In 2006 it means nothing to say you know these things. When “Pitchfork” ranked “Loveless” the second best album of the 1990s, every hipster with a laptop and an image to uphold bought the record, and now if you listen closely you can hear it lulling to sleep a million girls with self-cut hair. I know this because this was my own introduction to the record, as well as that of all my friends.

So when Serena-Maneesh released the first major shoegaze record in fifteen years, I shelled out twenty dollars for the import and played it on repeat in my car, in my house, and in my head. It’s true that one record cannot speak for an entire style, but if there ever was or ever will be an heir to the swirling storms of My Bloody Valentine, that heir is Serena-Maneesh.

“Drain Cosmetics” opens the album simply enough; a steady drumbeat matched with a basic three-chord progression keeps us barely aware of shoegaze’s trademark wall of noise. Brick-by-brick crackling feedback and ghostly, muffled vocals build and surround the melody, burying it in layer upon layer of static. For the most part, the album follows this setup like a blueprint: basic guitar, simple and catchy drums, and a cat-and-mouse game between the tortured guitar cries and Emil Nikolaisen’s voice.

This pattern breaks briefly for “Candlelighted” and “Simplicity,” stripping the guitars in the former and the background squall in the latter. Both songs relieve the album of over-repetition, but since neither of them stand up very well as songs on their own, they serve mainly as counters to the album’s real hits: the aforementioned opener, which provides the catchiest tune in the bunch, and “Your Blood in Mine,” the twelve-minute finale that dabbles in twenty different song structures without sacrificing unity. Partly as a result of these two, the album feels very cohesive; it begins and ends on its highest notes.
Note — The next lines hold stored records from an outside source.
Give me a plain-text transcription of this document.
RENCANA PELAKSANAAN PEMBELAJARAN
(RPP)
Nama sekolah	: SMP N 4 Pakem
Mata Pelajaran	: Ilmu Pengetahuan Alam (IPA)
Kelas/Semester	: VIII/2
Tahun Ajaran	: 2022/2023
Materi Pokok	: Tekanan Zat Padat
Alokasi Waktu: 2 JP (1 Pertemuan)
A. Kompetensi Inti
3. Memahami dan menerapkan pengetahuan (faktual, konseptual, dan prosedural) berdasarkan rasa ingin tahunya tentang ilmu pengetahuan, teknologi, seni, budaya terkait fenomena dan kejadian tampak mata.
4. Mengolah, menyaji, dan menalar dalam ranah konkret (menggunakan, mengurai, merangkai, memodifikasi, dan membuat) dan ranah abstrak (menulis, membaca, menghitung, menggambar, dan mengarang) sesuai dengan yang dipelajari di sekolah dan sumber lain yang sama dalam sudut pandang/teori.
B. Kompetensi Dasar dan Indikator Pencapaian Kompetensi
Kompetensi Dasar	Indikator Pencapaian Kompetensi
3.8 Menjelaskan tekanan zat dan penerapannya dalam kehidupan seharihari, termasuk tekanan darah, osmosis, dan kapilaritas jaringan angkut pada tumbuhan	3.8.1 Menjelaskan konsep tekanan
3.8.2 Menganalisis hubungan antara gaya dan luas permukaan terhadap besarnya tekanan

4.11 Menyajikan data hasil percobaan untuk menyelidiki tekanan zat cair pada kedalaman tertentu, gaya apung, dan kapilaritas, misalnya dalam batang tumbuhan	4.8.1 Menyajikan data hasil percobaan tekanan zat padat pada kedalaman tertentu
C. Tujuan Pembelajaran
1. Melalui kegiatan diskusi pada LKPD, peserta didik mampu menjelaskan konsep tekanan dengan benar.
However, in other ways, this placement makes the album suffer. The album isn’t long, but it still feels padded. “Selina’s Melodie Fountain” acts as an artificial edge, an incongruous freak-out that pales next to deeper soundscapes. If the band wants to reel in the punks, there are better ways to do so than six-minute-long repeated strums: a few harsh screams would do the trick.

As it is, these filler songs subtract from the album’s overall confidence, giving the impression that while these guys can rock their goddamned hearts out when they’re playing for themselves, they lose it (as does anyone) when caught up in their audience and fearful of the crowd.

Relax,Serena-Maneesh. You’re far too good to worry.